GIRLFRIENDS REVIEW

‘Who is that woman anyhow? She looks like she’s pushing fifty. She’s not even attractive.’ The relevancy of the fifty-something woman is questioned and explored in Kay Mellor’s (Love, Lies and Records, Fat Friends) new female-friendly drama, GIRLFRIENDS.

GIRLFRIENDS ITV

Somehow, ITV managed to get Miranda Richardson to star in a mid-week drama. The woman is an Oscar nominated acting legend. Her character, or performance thereof, pretty much steals the show. She plays Susan, a vibrant, sassy, amusing and heart-breaking features editor of a bridal magazine. Of course, there’s the odd cliché thrown in – single mother in love with a boss she can never have nor let go of, a gay son, taking a million supplements and doing facial Pilates. But it’s Miranda playing it, and she owns it.
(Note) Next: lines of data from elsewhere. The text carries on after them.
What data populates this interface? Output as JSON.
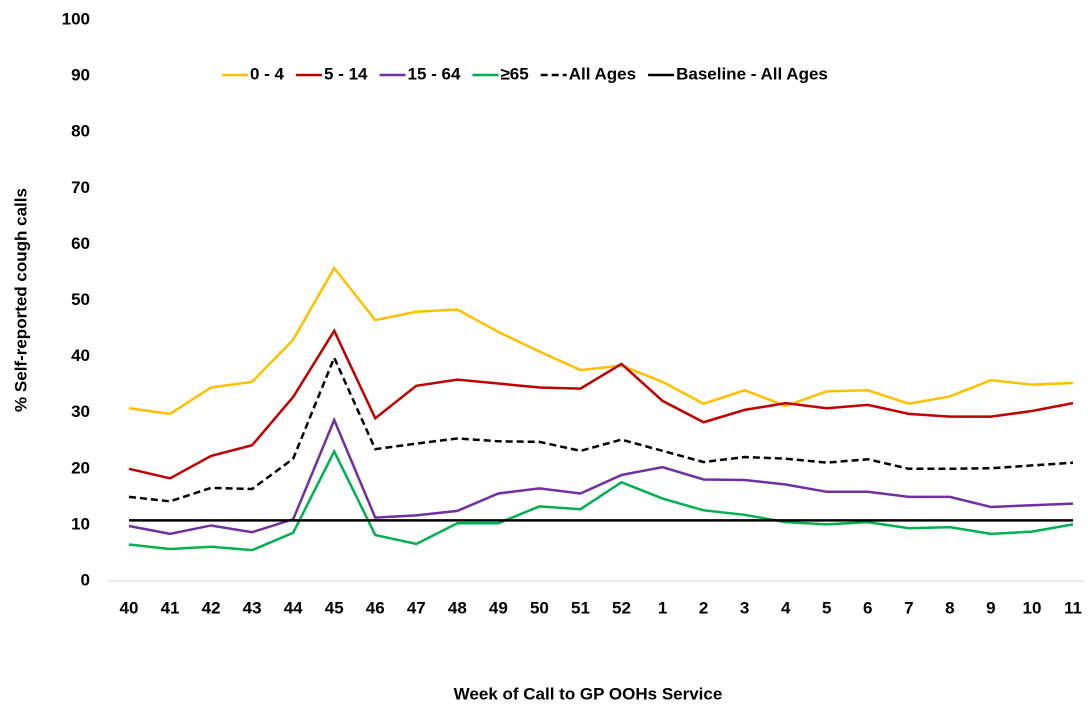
{
  "chart_data": {
    "type": "line",
    "x_label": "Week of Call to GP OOHs Service",
    "y_label": "% Self-reported cough calls",
    "categories": [
      "40",
      "41",
      "42",
      "43",
      "44",
      "45",
      "46",
      "47",
      "48",
      "49",
      "50",
      "51",
      "52",
      "1",
      "2",
      "3",
      "4",
      "5",
      "6",
      "7",
      "8",
      "9",
      "10",
      "11"
    ],
    "ylim": [
      0,
      100
    ],
    "yticks": [
      0,
      10,
      20,
      30,
      40,
      50,
      60,
      70,
      80,
      90,
      100
    ],
    "grid": false,
    "legend": "top",
    "series": [
      {
        "name": "0 - 4",
        "color": "#ffc000",
        "values": [
          30.8,
          29.8,
          34.5,
          35.5,
          43,
          55.8,
          46.5,
          48,
          48.4,
          44.4,
          40.9,
          37.6,
          38.4,
          35.5,
          31.6,
          34,
          31.2,
          33.8,
          34,
          31.6,
          32.9,
          35.8,
          35,
          35.3
        ]
      },
      {
        "name": "5 - 14",
        "color": "#c00000",
        "values": [
          20,
          18.3,
          22.3,
          24.2,
          32.8,
          44.6,
          29,
          34.8,
          35.9,
          35.2,
          34.5,
          34.3,
          38.7,
          32.1,
          28.3,
          30.5,
          31.7,
          30.8,
          31.4,
          29.8,
          29.3,
          29.3,
          30.3,
          31.7
        ]
      },
      {
        "name": "15 - 64",
        "color": "#7030a0",
        "values": [
          9.8,
          8.4,
          9.9,
          8.7,
          11,
          28.7,
          11.3,
          11.7,
          12.5,
          15.6,
          16.5,
          15.6,
          18.9,
          20.3,
          18.1,
          18,
          17.2,
          15.9,
          15.9,
          15,
          15,
          13.2,
          13.5,
          13.8
        ]
      },
      {
        "name": "≥65",
        "color": "#00b050",
        "values": [
          6.5,
          5.7,
          6.1,
          5.5,
          8.6,
          23.1,
          8.2,
          6.6,
          10.3,
          10.3,
          13.3,
          12.8,
          17.6,
          14.7,
          12.6,
          11.8,
          10.5,
          10.1,
          10.5,
          9.4,
          9.6,
          8.4,
          8.8,
          10.1
        ]
      },
      {
        "name": "All Ages",
        "color": "#000000",
        "dash": true,
        "values": [
          15,
          14.2,
          16.6,
          16.4,
          21.8,
          39.8,
          23.5,
          24.5,
          25.4,
          24.9,
          24.8,
          23.2,
          25.2,
          23.2,
          21.2,
          22.1,
          21.8,
          21.1,
          21.7,
          20,
          20,
          20.1,
          20.6,
          21.1
        ]
      },
      {
        "name": "Baseline - All Ages",
        "color": "#000000",
        "values": [
          10.8,
          10.8,
          10.8,
          10.8,
          10.8,
          10.8,
          10.8,
          10.8,
          10.8,
          10.8,
          10.8,
          10.8,
          10.8,
          10.8,
          10.8,
          10.8,
          10.8,
          10.8,
          10.8,
          10.8,
          10.8,
          10.8,
          10.8,
          10.8
        ]
      }
    ]
  }
}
Zoe Wanamaker is a natural on screen, as the much put-upon Gail she is the perfect example of the so-called ‘sandwich’ woman – looking after her grandson and her own mother at the same time. She is also freshly divorced and her son has just been released from prison. Following? Okay, so this is a little fast-paced, especially the first twenty minutes but it settles down in the second half so stick with it.
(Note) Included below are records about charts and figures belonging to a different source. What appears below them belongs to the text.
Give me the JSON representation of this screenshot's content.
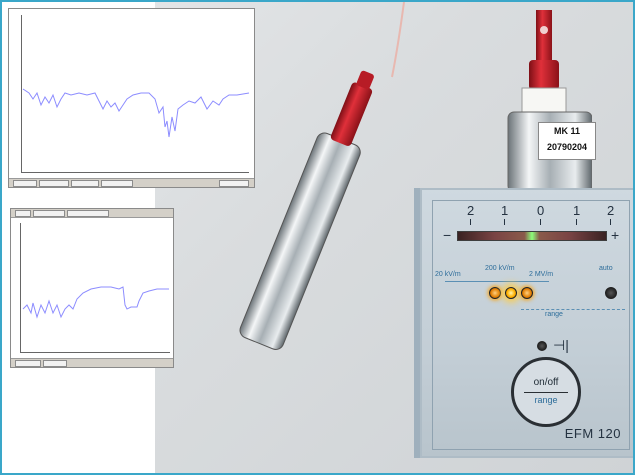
{
  "sensor": {
    "label_model": "MK 11",
    "label_serial": "20790204"
  },
  "meter": {
    "scale": [
      "2",
      "1",
      "0",
      "1",
      "2"
    ],
    "minus": "−",
    "plus": "+",
    "range_options": [
      "20 kV/m",
      "200 kV/m",
      "2 MV/m"
    ],
    "auto_label": "auto",
    "range_label": "range",
    "onoff_label": "on/off",
    "range_button_label": "range",
    "model": "EFM 120",
    "active_range": "200 kV/m"
  },
  "colors": {
    "frame": "#3aa7c9",
    "trace": "#8c8cff",
    "led_on": "#ffb000",
    "probe_red": "#d9232f"
  }
}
The crux of the story is meant to focus around Linda, ably played by Phyllis Logan, still riding high on her Downton fame, and who, it must be said, deserves the chance to really shine instead of hanging about on the side lines. She plays the clueless housewife who has just lost her husband in devastating circumstances; yet nothing seems all it’s cracked up to be here - and I can see this taking on a bit of a mystery angle as the show goes on.
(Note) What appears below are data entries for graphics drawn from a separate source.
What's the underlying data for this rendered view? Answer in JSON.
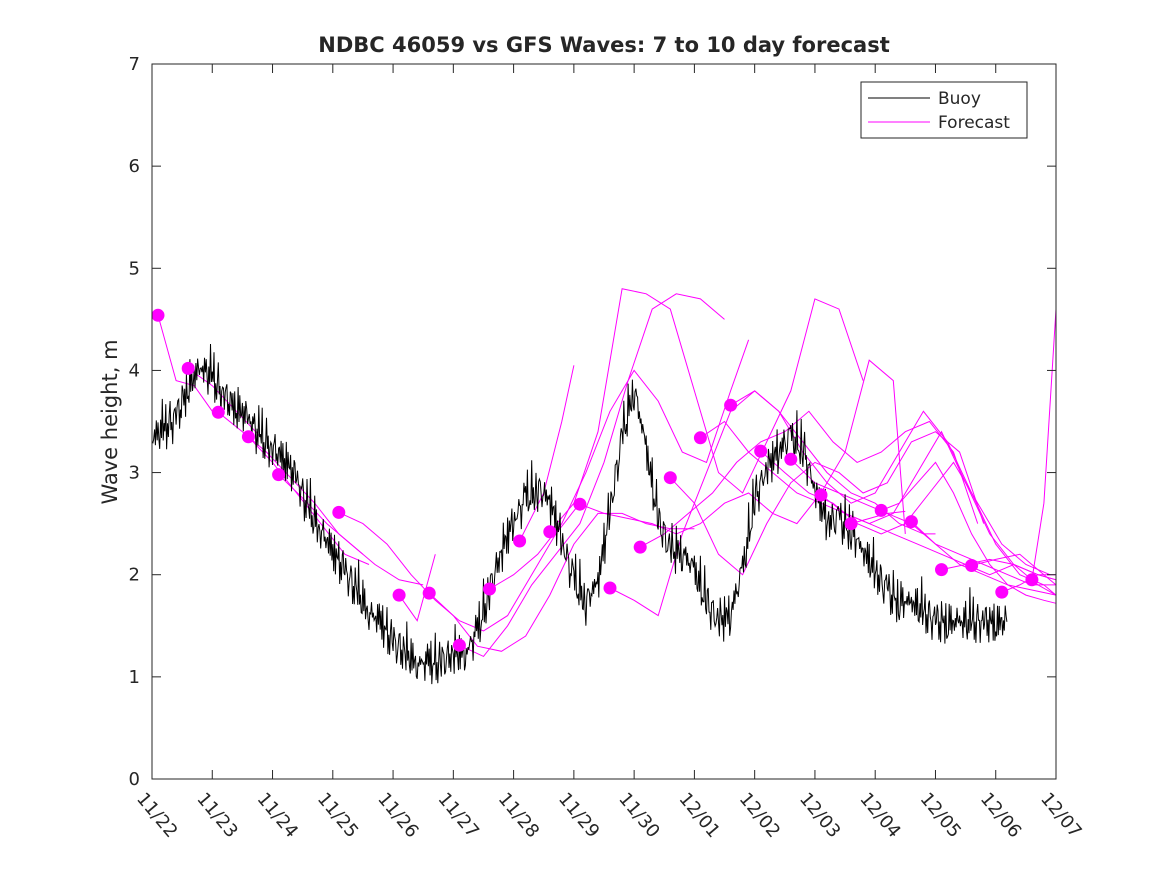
{
  "chart_data": {
    "type": "line",
    "title": "NDBC 46059 vs GFS Waves: 7 to 10 day forecast",
    "xlabel": "",
    "ylabel": "Wave height, m",
    "xlim": [
      0,
      15
    ],
    "ylim": [
      0,
      7
    ],
    "x_tick_values": [
      0,
      1,
      2,
      3,
      4,
      5,
      6,
      7,
      8,
      9,
      10,
      11,
      12,
      13,
      14,
      15
    ],
    "x_tick_labels": [
      "11/22",
      "11/23",
      "11/24",
      "11/25",
      "11/26",
      "11/27",
      "11/28",
      "11/29",
      "11/30",
      "12/01",
      "12/02",
      "12/03",
      "12/04",
      "12/05",
      "12/06",
      "12/07"
    ],
    "y_ticks": [
      0,
      1,
      2,
      3,
      4,
      5,
      6,
      7
    ],
    "legend": {
      "position": "top-right",
      "entries": [
        "Buoy",
        "Forecast"
      ]
    },
    "colors": {
      "buoy": "#000000",
      "forecast": "#ff00ff"
    },
    "series": [
      {
        "name": "Buoy",
        "x": [
          0,
          0.2,
          0.4,
          0.6,
          0.8,
          1.0,
          1.2,
          1.4,
          1.6,
          1.8,
          2.0,
          2.2,
          2.4,
          2.6,
          2.8,
          3.0,
          3.2,
          3.4,
          3.6,
          3.8,
          4.0,
          4.2,
          4.4,
          4.6,
          4.8,
          5.0,
          5.2,
          5.4,
          5.6,
          5.8,
          6.0,
          6.2,
          6.4,
          6.6,
          6.8,
          7.0,
          7.2,
          7.4,
          7.6,
          7.8,
          8.0,
          8.2,
          8.4,
          8.6,
          8.8,
          9.0,
          9.2,
          9.4,
          9.6,
          9.8,
          10.0,
          10.2,
          10.4,
          10.6,
          10.8,
          11.0,
          11.2,
          11.4,
          11.6,
          11.8,
          12.0,
          12.2,
          12.4,
          12.6,
          12.8,
          13.0,
          13.2,
          13.4,
          13.6,
          13.8,
          14.0,
          14.2
        ],
        "values": [
          3.3,
          3.4,
          3.5,
          3.8,
          4.0,
          3.9,
          3.7,
          3.6,
          3.5,
          3.3,
          3.2,
          3.1,
          2.9,
          2.6,
          2.4,
          2.2,
          2.0,
          1.8,
          1.6,
          1.5,
          1.3,
          1.2,
          1.1,
          1.1,
          1.1,
          1.2,
          1.2,
          1.4,
          1.8,
          2.2,
          2.5,
          2.7,
          2.8,
          2.7,
          2.3,
          1.9,
          1.7,
          1.9,
          2.6,
          3.3,
          3.8,
          3.2,
          2.5,
          2.2,
          2.2,
          2.0,
          1.7,
          1.5,
          1.6,
          2.0,
          2.7,
          3.0,
          3.2,
          3.3,
          3.2,
          2.8,
          2.5,
          2.5,
          2.4,
          2.2,
          2.0,
          1.8,
          1.7,
          1.7,
          1.6,
          1.5,
          1.5,
          1.5,
          1.5,
          1.5,
          1.5,
          1.5
        ]
      },
      {
        "name": "Forecast",
        "x": [
          0.1,
          0.4,
          0.7,
          1.0
        ],
        "values": [
          4.54,
          3.9,
          3.85,
          3.6
        ]
      },
      {
        "name": "Forecast",
        "x": [
          0.6,
          1.0,
          1.4,
          1.8
        ],
        "values": [
          4.02,
          3.85,
          3.6,
          3.35
        ]
      },
      {
        "name": "Forecast",
        "x": [
          1.1,
          1.5,
          1.9,
          2.3,
          2.7,
          3.1,
          3.5
        ],
        "values": [
          3.59,
          3.4,
          3.2,
          2.95,
          2.7,
          2.4,
          2.2
        ]
      },
      {
        "name": "Forecast",
        "x": [
          1.6,
          2.0,
          2.4,
          2.8,
          3.2,
          3.6
        ],
        "values": [
          3.35,
          3.1,
          2.8,
          2.5,
          2.2,
          2.1
        ]
      },
      {
        "name": "Forecast",
        "x": [
          2.1,
          2.5,
          2.9,
          3.3,
          3.7,
          4.1,
          4.5
        ],
        "values": [
          2.98,
          2.75,
          2.5,
          2.3,
          2.1,
          1.95,
          1.9
        ]
      },
      {
        "name": "Forecast",
        "x": [
          3.1,
          3.5,
          3.9,
          4.3,
          4.7,
          5.1,
          5.5,
          5.9,
          6.3,
          6.7,
          7.1
        ],
        "values": [
          2.61,
          2.5,
          2.3,
          2.0,
          1.75,
          1.55,
          1.45,
          1.6,
          2.0,
          2.4,
          2.7
        ]
      },
      {
        "name": "Forecast",
        "x": [
          4.1,
          4.4,
          4.7
        ],
        "values": [
          1.8,
          1.55,
          2.2
        ]
      },
      {
        "name": "Forecast",
        "x": [
          4.6,
          5.0,
          5.4,
          5.8,
          6.2,
          6.6,
          7.0,
          7.4,
          7.8,
          8.2,
          8.6,
          9.0
        ],
        "values": [
          1.82,
          1.6,
          1.3,
          1.25,
          1.4,
          1.8,
          2.3,
          2.6,
          2.6,
          2.5,
          2.45,
          2.45
        ]
      },
      {
        "name": "Forecast",
        "x": [
          5.1,
          5.5,
          5.9,
          6.3,
          6.7,
          7.1,
          7.5,
          7.9,
          8.3,
          8.7,
          9.1,
          9.5
        ],
        "values": [
          1.31,
          1.2,
          1.5,
          1.9,
          2.2,
          2.5,
          3.1,
          3.9,
          4.6,
          4.75,
          4.7,
          4.5
        ]
      },
      {
        "name": "Forecast",
        "x": [
          5.6,
          6.0,
          6.4,
          6.8,
          7.2,
          7.6,
          8.0,
          8.4,
          8.8,
          9.2,
          9.6,
          9.9
        ],
        "values": [
          1.86,
          2.0,
          2.2,
          2.5,
          3.0,
          3.6,
          4.0,
          3.7,
          3.2,
          3.1,
          3.8,
          4.3
        ]
      },
      {
        "name": "Forecast",
        "x": [
          6.1,
          6.5,
          6.8,
          7.0
        ],
        "values": [
          2.33,
          2.8,
          3.5,
          4.05
        ]
      },
      {
        "name": "Forecast",
        "x": [
          6.6,
          7.0,
          7.4,
          7.8,
          8.2,
          8.6,
          9.0,
          9.4,
          9.8,
          10.2,
          10.6,
          11.0,
          11.4,
          11.8
        ],
        "values": [
          2.42,
          2.7,
          3.4,
          4.8,
          4.75,
          4.6,
          3.8,
          3.0,
          2.8,
          3.3,
          3.8,
          4.7,
          4.6,
          3.9
        ]
      },
      {
        "name": "Forecast",
        "x": [
          7.1,
          7.5,
          7.9,
          8.3,
          8.7,
          9.1,
          9.5,
          9.9,
          10.3,
          10.7,
          11.1,
          11.5,
          11.9,
          12.3,
          12.5
        ],
        "values": [
          2.69,
          2.6,
          2.55,
          2.5,
          2.4,
          2.5,
          2.7,
          2.8,
          2.6,
          2.5,
          2.8,
          3.2,
          4.1,
          3.9,
          2.4
        ]
      },
      {
        "name": "Forecast",
        "x": [
          7.6,
          8.0,
          8.4,
          8.8,
          9.2,
          9.6,
          10.0,
          10.4,
          10.8,
          11.2,
          11.6,
          12.0,
          12.4,
          12.8,
          13.0
        ],
        "values": [
          1.87,
          1.75,
          1.6,
          2.4,
          3.0,
          3.6,
          3.8,
          3.6,
          3.3,
          3.0,
          2.8,
          2.7,
          2.5,
          2.4,
          2.4
        ]
      },
      {
        "name": "Forecast",
        "x": [
          8.1,
          8.5,
          8.9,
          9.3,
          9.7,
          10.1,
          10.5,
          10.9,
          11.3,
          11.7,
          12.1,
          12.5,
          12.9,
          13.3,
          13.7
        ],
        "values": [
          2.27,
          2.4,
          2.6,
          2.8,
          3.1,
          3.3,
          3.4,
          3.6,
          3.3,
          3.1,
          3.2,
          3.4,
          3.5,
          3.2,
          2.5
        ]
      },
      {
        "name": "Forecast",
        "x": [
          8.6,
          9.0,
          9.4,
          9.8,
          10.2,
          10.6,
          11.0,
          11.4,
          11.8,
          12.2,
          12.6,
          13.0,
          13.4,
          13.8
        ],
        "values": [
          2.95,
          2.7,
          2.2,
          2.0,
          2.5,
          2.9,
          3.1,
          3.0,
          2.8,
          2.9,
          3.3,
          3.4,
          3.2,
          2.5
        ]
      },
      {
        "name": "Forecast",
        "x": [
          9.1,
          9.5,
          9.9,
          10.3,
          10.7,
          11.1,
          11.5,
          11.9,
          12.3,
          12.7,
          13.1,
          13.5,
          13.9,
          14.3,
          14.7,
          15.0
        ],
        "values": [
          3.34,
          3.5,
          3.2,
          3.0,
          2.8,
          2.7,
          2.6,
          2.5,
          2.6,
          3.0,
          3.4,
          2.9,
          2.4,
          2.1,
          1.9,
          1.8
        ]
      },
      {
        "name": "Forecast",
        "x": [
          9.6,
          10.0,
          10.4,
          10.8,
          11.2,
          11.6,
          12.0,
          12.4,
          12.8,
          13.2,
          13.6,
          14.0,
          14.4,
          14.8,
          15.0
        ],
        "values": [
          3.66,
          3.8,
          3.6,
          3.2,
          2.9,
          2.7,
          2.8,
          3.2,
          3.6,
          3.3,
          2.8,
          2.3,
          2.0,
          1.9,
          1.8
        ]
      },
      {
        "name": "Forecast",
        "x": [
          10.1,
          10.5,
          10.9,
          11.3,
          11.7,
          12.1,
          12.5,
          12.9,
          13.3,
          13.7,
          14.1,
          14.5,
          14.9
        ],
        "values": [
          3.21,
          3.0,
          2.8,
          2.7,
          2.5,
          2.4,
          2.5,
          2.8,
          3.1,
          2.7,
          2.3,
          2.1,
          2.0
        ]
      },
      {
        "name": "Forecast",
        "x": [
          10.6,
          11.0,
          11.4,
          11.8,
          12.2,
          12.6,
          13.0,
          13.4,
          13.8,
          14.2,
          14.6,
          15.0
        ],
        "values": [
          3.13,
          2.9,
          2.8,
          2.7,
          2.6,
          2.5,
          2.3,
          2.1,
          2.0,
          1.9,
          1.85,
          1.8
        ]
      },
      {
        "name": "Forecast",
        "x": [
          11.1,
          11.5,
          11.9,
          12.3,
          12.7,
          13.1,
          13.5,
          13.9,
          14.3,
          14.7,
          15.0
        ],
        "values": [
          2.78,
          2.6,
          2.5,
          2.4,
          2.3,
          2.2,
          2.1,
          2.0,
          2.1,
          2.0,
          1.95
        ]
      },
      {
        "name": "Forecast",
        "x": [
          11.6,
          11.9,
          12.2,
          12.5
        ],
        "values": [
          2.5,
          2.55,
          2.6,
          2.62
        ]
      },
      {
        "name": "Forecast",
        "x": [
          12.1,
          12.4,
          12.7,
          13.0,
          13.3,
          13.6,
          13.9,
          14.2,
          14.5,
          14.8,
          15.0
        ],
        "values": [
          2.63,
          2.7,
          2.9,
          3.1,
          2.8,
          2.4,
          2.1,
          1.9,
          1.8,
          1.75,
          1.72
        ]
      },
      {
        "name": "Forecast",
        "x": [
          12.6,
          13.0,
          13.4,
          13.8,
          14.2,
          14.6,
          15.0
        ],
        "values": [
          2.52,
          2.3,
          2.2,
          2.1,
          2.0,
          1.9,
          1.9
        ]
      },
      {
        "name": "Forecast",
        "x": [
          13.1,
          13.5,
          13.9,
          14.3,
          14.7,
          15.0
        ],
        "values": [
          2.05,
          2.1,
          2.15,
          2.1,
          2.0,
          1.95
        ]
      },
      {
        "name": "Forecast",
        "x": [
          13.6,
          14.0,
          14.4,
          14.8,
          15.0
        ],
        "values": [
          2.09,
          2.15,
          2.2,
          2.0,
          1.9
        ]
      },
      {
        "name": "Forecast",
        "x": [
          14.1,
          14.4,
          14.7,
          15.0
        ],
        "values": [
          1.83,
          1.9,
          2.0,
          2.0
        ]
      },
      {
        "name": "Forecast",
        "x": [
          14.6,
          14.8,
          15.0
        ],
        "values": [
          1.95,
          2.7,
          4.6
        ]
      }
    ]
  }
}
When you’ve got this calibre of actors you know you’re in for a treat; the women could read their shopping lists and still hold our attention. Luckily, they don’t have to, as TV drama extraordinaire Kay Mellor wrote and directed the highly anticipated show. It’s a mixed bag with Mellor, I always enjoy how her dramas are set up North and the places on screen resemble my own life.

Yet at times things can be heavy-handed, and indeed there is nothing particularly subtle here. In fact, there’s a whole wallop of the Mamma Mia/First Wives Club vibe going on – I’m betting we have a sing-along before time’s up; if you’re okay with that then it won’t matter, just enjoy the ups and downs for an hour a week.

I can say with all certainty that there isn’t much here my Dad would enjoy. But maybe that’s a good thing - perhaps it’s about time we not only had actresses of a certain age leading a show but a show about, and meant for, women too. Though I must take issue with the accents: apparently here up North we omit most of the linking words from phrases, ‘the’ for example, expendable it seems.

We’ve all been there, ‘t’cat won’t crap in’t tray’, it’s one of life’s tests – and Mellor has made a career out of taking normal lives and showing us just why they’re so interesting. Presently, I’m not sure what this will turn out to be; there’s the odd hint of a feminist air with threats of legal action against ageist and sexist dismissal from jobs; the discussion of menopause and missing sex suggests a focus on issues usually ignored in television dramas, but there’s a sly ironic humour too – the fact Richardson’s character can’t imagine her 82-year-old mother having sex shows us that ageist views aren’t limited to women in their fifties.

Light-hearted but well-acted drama to brighten a dreary January night – but we’ll see how it fares against Channel 4’s Kiri next week.

- Aired on ITV1, January 3 2017 at 21:00.